There were no specific dates or targets, but it did answer the question many were asking: did the PM intend to sacrifice everything on the altar of elimination forever?

The answer was no –although that would remain the case until at least next year.

There was a carefully couched tough love warning to those who might delay or refuse to get vaccinated in the PM’s speech. It was that the clock was ticking.

The plan will keep them protected for the rest of this year at least.

But once everybody has had a chance to get vaccinated, the PM made it clear she will not protect the hold-outs forever.

The PM was unequivocal about that, saying border closures were only ever a temporary measure.

“We cannot keep border restrictions on forever. And to be absolutely clear, we do not want either.”

The PM has often spoken about the vaccines as “personal armour”. Those who opt not to wear it will eventually be left to fend for themselves.

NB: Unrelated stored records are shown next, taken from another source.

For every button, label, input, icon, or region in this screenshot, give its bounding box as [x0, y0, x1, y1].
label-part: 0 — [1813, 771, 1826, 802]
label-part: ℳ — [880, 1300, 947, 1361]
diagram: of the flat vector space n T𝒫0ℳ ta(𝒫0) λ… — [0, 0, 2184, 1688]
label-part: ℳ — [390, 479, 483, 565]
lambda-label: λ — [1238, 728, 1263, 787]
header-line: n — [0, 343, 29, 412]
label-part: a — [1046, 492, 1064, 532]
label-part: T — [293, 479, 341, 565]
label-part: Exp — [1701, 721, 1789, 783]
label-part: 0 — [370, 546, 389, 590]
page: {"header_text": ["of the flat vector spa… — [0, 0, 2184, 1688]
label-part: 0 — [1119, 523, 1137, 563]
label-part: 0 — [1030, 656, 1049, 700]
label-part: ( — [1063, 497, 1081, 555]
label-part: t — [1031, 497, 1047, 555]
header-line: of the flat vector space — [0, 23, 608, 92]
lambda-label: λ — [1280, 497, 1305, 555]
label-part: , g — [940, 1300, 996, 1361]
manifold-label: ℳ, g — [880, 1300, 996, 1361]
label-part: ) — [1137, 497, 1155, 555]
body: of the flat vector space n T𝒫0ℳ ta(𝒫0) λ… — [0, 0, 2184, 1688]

The plan delivers a further incentive to get vaccinated by making it clear unvaccinated people will have to do two weeks in MIQ for the foreseeable future, while the vaccinated may do shorter stints, or isolate or home, or escape any quarantine obligations.

Ardern was under significant pressure to deliver on a plan for re-opening, as Australian Prime Minister Scott Morrison had done.

She delivered a similar plan to his, but more careful in terms of the management of travellers from different countries.

While Morrison set specific vaccination targets, Ardern has not. Instead she said she would be looking for the spread of vaccines, regionally and over different demographics of New Zealand.

The only change before the end of the year will be to run a trial project of allowing a carefully selected group of vaccinated New Zealanders to isolate at home rather than in MIQ.

The trial will be welcome news in the short term for businesses who need to send people off shore, and will allow the Government to test-drive the testing and compliance monitoring that will be needed to make home isolation a broader offering.

Ardern has pointed to the importance of the vaccinations uptake in deciding when to allow more quarantine-free travel.

But her speech also made it clear that the Government, too, has some work to do before that can happen.

She spoke of the need to set up rapid-testing technology at airports, develop a vaccinations certification system, and, importantly, to boost the ICU capacity at hospitals to prepare for the increased likelihood of an outbreak. The latter was one of the most concerning criticisms in the Covid health advisory group’s report.

Both Ardern’s and Morrison’s plans carry an identical and significant caveat: it is that the plan could be completely turned on its head if a new, aggressive variant came along and outstripped the vaccine.

If not, New Zealanders can look forward to more travel, more travellers, and a reduced risk of lockdowns from next year – if they are vaccinated.